Since transporting the first tiny patient in 1971, Children's Mercy's Critical Care Transport program has grown to one of the busiest in the country. In 2010, the transport team performed nearly 5,000 transports, about a quarter of them neonates.
"We bring critical care to the bedside. Our crew configuration is a registered nurse, registered respiratory therapist and an EMT. Most neonatal and pediatric patients have respiratory issues, so the fact that we have a registered respiratory therapist on board is important," says Pam Grimes, RN, BSN, N-CPT, Critical Care Outreach Transport Coordinator. "We have found that when looking at quality of care and the bottom line, this is the best team configuration and is what most of the other national big teams use."
The transport team's goal is to bring Children's Mercy's NICU to the patient, stabilizing the patient at the referral hospital rather than rushing to transport with the goal of stabilizing after arrival. Bringing a more stabilized pediatric patient back to Children's Mercy reduces mortality and morbidity in the long run.
"By bringing the intensive care unit to the infant, all the technical innovations that you have at your fingertips in the NICU you'll now have on wheels or in a rotor wing or in a fixed wing," says Emily McNellis, MD, Director of Neonatal Transport Medicine for Children's Mercy. "And the level of care is going to be just the same as what you're going to get in the NICU."

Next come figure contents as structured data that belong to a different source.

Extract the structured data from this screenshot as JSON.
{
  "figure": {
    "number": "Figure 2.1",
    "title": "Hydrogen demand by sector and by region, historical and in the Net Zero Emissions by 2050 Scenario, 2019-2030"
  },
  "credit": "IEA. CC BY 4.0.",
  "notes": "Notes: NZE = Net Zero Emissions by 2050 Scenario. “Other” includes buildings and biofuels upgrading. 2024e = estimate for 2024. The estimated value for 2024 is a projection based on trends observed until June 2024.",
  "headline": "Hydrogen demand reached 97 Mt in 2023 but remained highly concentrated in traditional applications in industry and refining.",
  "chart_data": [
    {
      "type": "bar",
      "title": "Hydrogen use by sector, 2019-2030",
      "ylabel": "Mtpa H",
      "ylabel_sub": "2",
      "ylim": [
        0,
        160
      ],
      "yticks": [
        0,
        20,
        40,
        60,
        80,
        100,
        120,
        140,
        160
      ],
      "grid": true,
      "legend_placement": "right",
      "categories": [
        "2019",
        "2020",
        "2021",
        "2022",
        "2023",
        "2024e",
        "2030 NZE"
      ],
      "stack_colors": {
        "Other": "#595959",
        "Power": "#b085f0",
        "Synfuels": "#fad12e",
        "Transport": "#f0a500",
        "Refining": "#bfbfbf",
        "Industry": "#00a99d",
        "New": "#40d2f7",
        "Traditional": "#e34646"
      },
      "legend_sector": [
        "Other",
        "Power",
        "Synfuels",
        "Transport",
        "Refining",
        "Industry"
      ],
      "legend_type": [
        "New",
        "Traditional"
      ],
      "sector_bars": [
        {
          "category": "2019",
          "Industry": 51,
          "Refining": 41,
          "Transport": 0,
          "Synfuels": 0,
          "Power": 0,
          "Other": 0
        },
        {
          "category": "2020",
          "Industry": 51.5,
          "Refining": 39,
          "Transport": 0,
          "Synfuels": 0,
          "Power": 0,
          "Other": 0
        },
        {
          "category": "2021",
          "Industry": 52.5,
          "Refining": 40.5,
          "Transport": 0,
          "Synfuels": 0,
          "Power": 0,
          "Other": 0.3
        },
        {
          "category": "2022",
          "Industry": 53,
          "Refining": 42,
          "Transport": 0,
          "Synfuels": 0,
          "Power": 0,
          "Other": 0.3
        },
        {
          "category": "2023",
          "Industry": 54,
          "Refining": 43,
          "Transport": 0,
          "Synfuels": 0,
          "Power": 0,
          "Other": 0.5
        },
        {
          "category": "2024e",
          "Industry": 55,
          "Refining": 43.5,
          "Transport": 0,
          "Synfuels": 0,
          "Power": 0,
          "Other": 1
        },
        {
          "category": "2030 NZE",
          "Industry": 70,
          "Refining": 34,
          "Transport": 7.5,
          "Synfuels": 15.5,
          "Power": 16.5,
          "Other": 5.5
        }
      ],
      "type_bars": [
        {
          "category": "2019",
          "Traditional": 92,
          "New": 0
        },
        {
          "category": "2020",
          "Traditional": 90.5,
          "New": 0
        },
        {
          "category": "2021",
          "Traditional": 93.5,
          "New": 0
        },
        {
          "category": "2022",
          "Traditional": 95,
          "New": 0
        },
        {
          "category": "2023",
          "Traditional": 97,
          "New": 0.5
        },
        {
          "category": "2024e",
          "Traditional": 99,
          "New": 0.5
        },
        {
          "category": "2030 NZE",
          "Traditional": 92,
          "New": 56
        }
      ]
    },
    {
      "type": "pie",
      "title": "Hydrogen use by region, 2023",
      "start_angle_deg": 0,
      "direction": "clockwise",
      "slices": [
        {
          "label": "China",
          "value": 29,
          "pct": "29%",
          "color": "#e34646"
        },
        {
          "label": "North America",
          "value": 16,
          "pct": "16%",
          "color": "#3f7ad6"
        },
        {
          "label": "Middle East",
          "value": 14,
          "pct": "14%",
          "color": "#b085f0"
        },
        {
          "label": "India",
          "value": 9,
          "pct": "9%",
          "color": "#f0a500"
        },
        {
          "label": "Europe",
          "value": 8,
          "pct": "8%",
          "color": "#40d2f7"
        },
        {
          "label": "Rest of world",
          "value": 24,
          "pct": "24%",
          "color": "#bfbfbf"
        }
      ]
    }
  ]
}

The transport program's experienced team is capable of safely transporting extremely premature babies, to newborns with heart defects and other congenital anomalies, and any other critically ill baby.

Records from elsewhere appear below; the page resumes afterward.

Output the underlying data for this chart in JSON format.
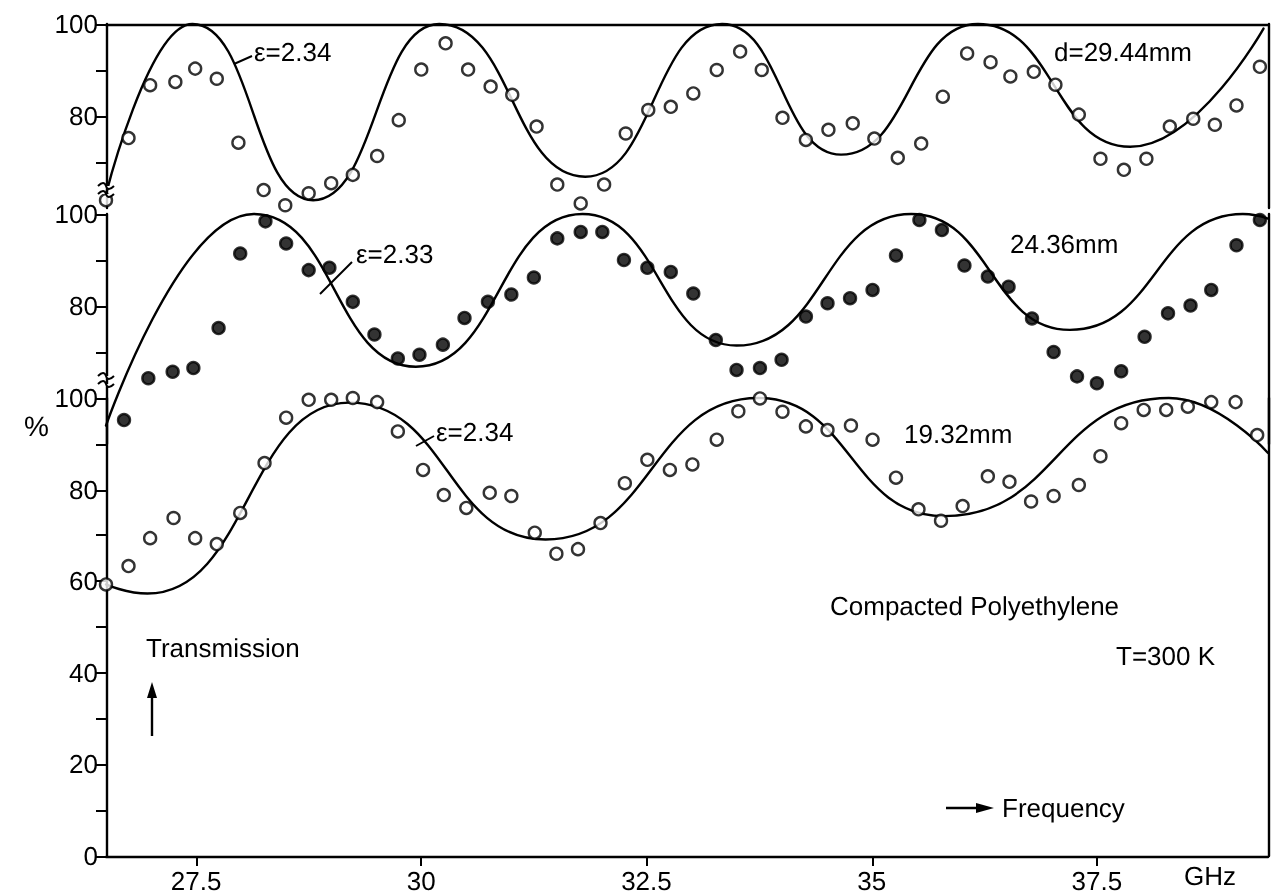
{
  "chart_data": [
    {
      "type": "line",
      "xlim": [
        26.5,
        39.4
      ],
      "xticks": [
        27.5,
        30,
        32.5,
        35,
        37.5
      ],
      "ylim": [
        60,
        100
      ],
      "yticks": [
        {
          "value": 70,
          "label": null
        },
        80,
        {
          "value": 90,
          "label": null
        },
        100
      ],
      "tick_labels": "y",
      "grid": false,
      "annotations": [
        "ε=2.34",
        "d=29.44mm"
      ],
      "series": [
        {
          "type": "line",
          "color": "#000000",
          "marker": "none",
          "x": [
            26.5,
            27.46,
            28.8,
            30.2,
            31.82,
            33.34,
            34.66,
            36.18,
            37.87,
            39.35
          ],
          "values": [
            63,
            100,
            61.7,
            100,
            66.8,
            100,
            71.6,
            100,
            73.3,
            99
          ]
        },
        {
          "type": "scatter",
          "color": "#ffffff",
          "marker": "circle",
          "x": [
            26.5,
            26.75,
            26.99,
            27.27,
            27.49,
            27.73,
            27.97,
            28.25,
            28.49,
            28.75,
            29.0,
            29.24,
            29.51,
            29.75,
            30.0,
            30.27,
            30.52,
            30.77,
            31.01,
            31.28,
            31.51,
            31.77,
            32.03,
            32.27,
            32.52,
            32.77,
            33.02,
            33.28,
            33.54,
            33.78,
            34.01,
            34.27,
            34.52,
            34.79,
            35.03,
            35.29,
            35.55,
            35.79,
            36.06,
            36.32,
            36.54,
            36.8,
            37.04,
            37.3,
            37.54,
            37.8,
            38.05,
            38.31,
            38.57,
            38.81,
            39.05,
            39.31
          ],
          "values": [
            61.7,
            75.2,
            86.7,
            87.4,
            90.3,
            88.1,
            74.2,
            63.9,
            60.6,
            63.2,
            65.4,
            67.2,
            71.3,
            79.1,
            90.1,
            95.8,
            90.1,
            86.4,
            84.6,
            77.7,
            65.1,
            61.0,
            65.1,
            76.2,
            81.3,
            82.0,
            84.9,
            90.0,
            94.0,
            90.0,
            79.6,
            74.8,
            77.0,
            78.4,
            75.1,
            70.9,
            74.0,
            84.2,
            93.6,
            91.7,
            88.6,
            89.6,
            86.8,
            80.3,
            70.7,
            68.3,
            70.7,
            77.7,
            79.4,
            78.1,
            82.3,
            90.7
          ]
        }
      ]
    },
    {
      "type": "line",
      "xlim": [
        26.5,
        39.4
      ],
      "xticks": [
        27.5,
        30,
        32.5,
        35,
        37.5
      ],
      "ylim": [
        50,
        100
      ],
      "yticks": [
        {
          "value": 70,
          "label": null
        },
        80,
        {
          "value": 90,
          "label": null
        },
        100
      ],
      "tick_labels": "y",
      "grid": false,
      "annotations": [
        "ε=2.33",
        "24.36mm"
      ],
      "series": [
        {
          "type": "line",
          "color": "#000000",
          "marker": "none",
          "x": [
            26.5,
            28.14,
            29.94,
            31.79,
            33.5,
            35.44,
            37.2,
            39.12,
            39.4
          ],
          "values": [
            54,
            100,
            66.8,
            100,
            71.4,
            100,
            74.8,
            100,
            99
          ]
        },
        {
          "type": "scatter",
          "color": "#000000",
          "marker": "circle",
          "x": [
            26.7,
            26.97,
            27.24,
            27.47,
            27.75,
            27.99,
            28.27,
            28.5,
            28.75,
            28.98,
            29.24,
            29.48,
            29.74,
            29.98,
            30.24,
            30.48,
            30.74,
            31.0,
            31.25,
            31.51,
            31.77,
            32.01,
            32.25,
            32.51,
            32.77,
            33.02,
            33.27,
            33.5,
            33.76,
            34.0,
            34.27,
            34.51,
            34.76,
            35.01,
            35.27,
            35.53,
            35.78,
            36.03,
            36.29,
            36.52,
            36.78,
            37.02,
            37.28,
            37.5,
            37.77,
            38.03,
            38.29,
            38.54,
            38.77,
            39.05,
            39.31
          ],
          "values": [
            55.2,
            64.3,
            65.7,
            66.5,
            75.2,
            91.4,
            98.4,
            93.6,
            87.8,
            88.3,
            80.9,
            73.8,
            68.6,
            69.4,
            71.6,
            77.4,
            80.9,
            82.5,
            86.2,
            94.7,
            96.1,
            96.1,
            90.0,
            88.3,
            87.4,
            82.7,
            72.6,
            66.1,
            66.5,
            68.3,
            77.7,
            80.6,
            81.7,
            83.5,
            91.0,
            98.7,
            96.5,
            88.8,
            86.4,
            84.2,
            77.3,
            70.0,
            64.7,
            63.2,
            65.8,
            73.3,
            78.4,
            80.1,
            83.5,
            93.2,
            98.7
          ]
        }
      ]
    },
    {
      "type": "line",
      "xlim": [
        26.5,
        39.4
      ],
      "xticks": [
        27.5,
        30,
        32.5,
        35,
        37.5
      ],
      "ylim": [
        0,
        100
      ],
      "yticks": [
        0,
        {
          "value": 10,
          "label": null
        },
        20,
        {
          "value": 30,
          "label": null
        },
        40,
        {
          "value": 50,
          "label": null
        },
        60,
        {
          "value": 70,
          "label": null
        },
        80,
        {
          "value": 90,
          "label": null
        },
        100
      ],
      "xlabel": "GHz",
      "ylabel": "%",
      "grid": false,
      "annotations": [
        "ε=2.34",
        "19.32mm",
        "Compacted Polyethylene",
        "T=300 K",
        "Transmission",
        "Frequency"
      ],
      "series": [
        {
          "type": "line",
          "color": "#000000",
          "marker": "none",
          "x": [
            26.5,
            26.96,
            29.2,
            31.38,
            33.74,
            35.8,
            38.3,
            39.4
          ],
          "values": [
            59.3,
            57.3,
            99,
            69.1,
            100,
            74.2,
            100,
            88
          ]
        },
        {
          "type": "scatter",
          "color": "#ffffff",
          "marker": "circle",
          "x": [
            26.5,
            26.75,
            26.99,
            27.25,
            27.49,
            27.73,
            27.99,
            28.26,
            28.5,
            28.75,
            29.0,
            29.24,
            29.51,
            29.74,
            30.02,
            30.25,
            30.5,
            30.76,
            31.0,
            31.26,
            31.5,
            31.74,
            31.99,
            32.26,
            32.51,
            32.76,
            33.01,
            33.28,
            33.52,
            33.76,
            34.01,
            34.27,
            34.51,
            34.77,
            35.01,
            35.27,
            35.52,
            35.77,
            36.01,
            36.29,
            36.53,
            36.77,
            37.02,
            37.3,
            37.54,
            37.77,
            38.02,
            38.27,
            38.51,
            38.77,
            39.04,
            39.28
          ],
          "values": [
            59.3,
            63.3,
            69.4,
            73.8,
            69.4,
            68.1,
            74.9,
            85.8,
            95.7,
            99.6,
            99.6,
            100,
            99.1,
            92.7,
            84.3,
            78.8,
            76.0,
            79.3,
            78.6,
            70.6,
            66.0,
            67.0,
            72.7,
            81.4,
            86.5,
            84.3,
            85.5,
            90.9,
            97.1,
            99.9,
            97.0,
            93.8,
            93.0,
            94.0,
            90.9,
            82.6,
            75.7,
            73.2,
            76.4,
            82.9,
            81.7,
            77.4,
            78.6,
            81.0,
            87.3,
            94.5,
            97.4,
            97.4,
            98.1,
            99.1,
            99.1,
            91.9
          ]
        }
      ]
    }
  ]
}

The team's specialty services include:
- Neonatal therapeutic cooling
- High-frequency ventilation
- Inhaled nitric oxide
- Helium oxygen therapy
- Needle decompression
- Invasive line placement
With the only level IIIc NICU within a 250-mile radius catchment area, Children's Mercy transports patients mostly from Kansas and Missouri. However, the team also transports patients from across the nation and internationally. The Critical Care Transport team is made up of more than 70 dedicated staff members who do only neonatal and pediatric transports.
The transport fleet includes nine ground ambulances equipped especially for infants and children, a dedicated American Eurocopter EC-145 helicopter with IFR configuration, and a Beechcraft King Air 200 fixed-wing plane, all prepared with the specialized equipment and supplies needed to treat seriously ill neonates. The program is accredited in all modalities by the Commission on Accreditation of Medical Transport Services.
"These babies require very specialized care," says Dr. McNellis. "Our teams have the training to perform high-level skills like oral intubation, inserting invasive lines and interosseous lines, laryngeal mask airway, long nasal CPAP, needle cricothyrotomy, chest decompression, umbilical line placement, external jugular line placement and VP shunt management—things a typical ambulance can't provide. We bring a lot of experience and skill to the patient's bedside."
All patients less than 5kg are transported in isolettes to keep them warm and help with the stabilization process, improving morbidity and mortality, according to Grimes. The team also brings high-frequency ventilation to the bedside for patients in respiratory failure, whatever it may be caused by, including meconium aspiration, diaphragmatic hernia or just very premature babies.
"Our transport service is an integral part of the continuum of care we provide for critically ill newborns and is a perfect complement to our intensive care nursery," says Dr. McNellis.